Looks like a little nattereri to me.


----------



## bmpower007 (Feb 11, 2005)

> Looks like a little nattereri to me.


----------



## Powder (Nov 24, 2004)

that right there is a molly 
fo sho
erre maybe and this is a strech but i could be a p. natteri


----------



## Cichlidae (Aug 14, 2004)

I dunno why but its snout looks odd, unlike the usual small reds i see.


----------



## b_ack51 (Feb 11, 2003)

looks like a red belly


----------



## sp33 (Mar 24, 2006)

it's back is too high i have 3 reds the same size and they have really round backs


----------



## eriesteelheader (Mar 28, 2004)

Would be surprised if that's not a red-belly.


----------



## b_ack51 (Feb 11, 2003)

jagermeister1811 said:


> it's back is too high i have 3 reds the same size and they have really round backs


The back isn't that high at all.


----------



## piranha_guy_dan (Oct 4, 2004)

i think he just means the hump on it which i also notice which is different then most smaller reds ive kept.

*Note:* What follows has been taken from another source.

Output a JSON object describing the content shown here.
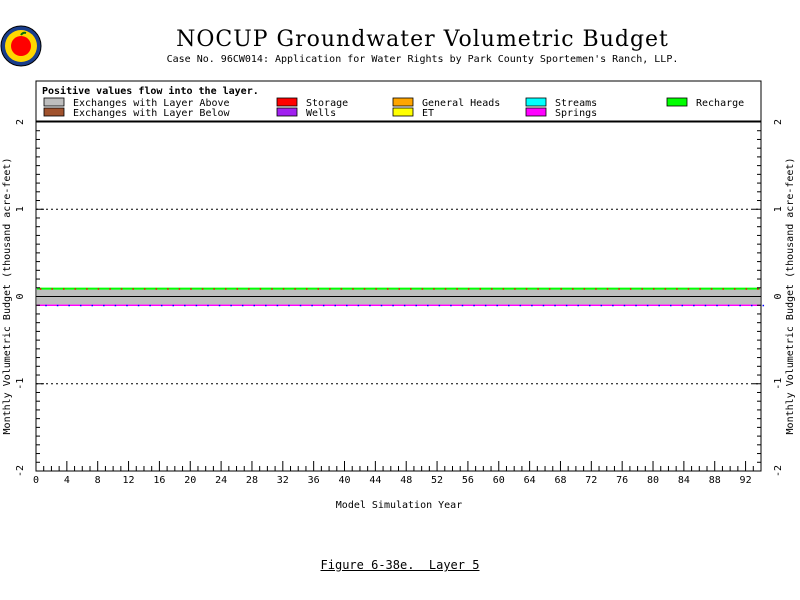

everything other then the back looks like a small red belly.


----------



## b_ack51 (Feb 11, 2003)

piranha_guy_dan said:


> i think he just means the hump on it which i also notice which is different then most smaller reds ive kept.
> 
> everything other then the back looks like a small red belly.


Honestly that "hump" doesn't look much different than a few red babies I've seen and kept personally. I still think its a baby red belly piranha, but that's just my opionion.


----------



## Grosse Gurke (Jan 3, 2003)

The only difference I notice is the little guys fat reserves are really low. I think that is why the "hump" looks like it is sticking out.


----------



## Piranha loca (Aug 20, 2006)

i been doing my research on this one and my conclusion is that its a Pristobrycon striolatus.


----------



## hastatus (Jan 16, 2003)

Old thread.


----------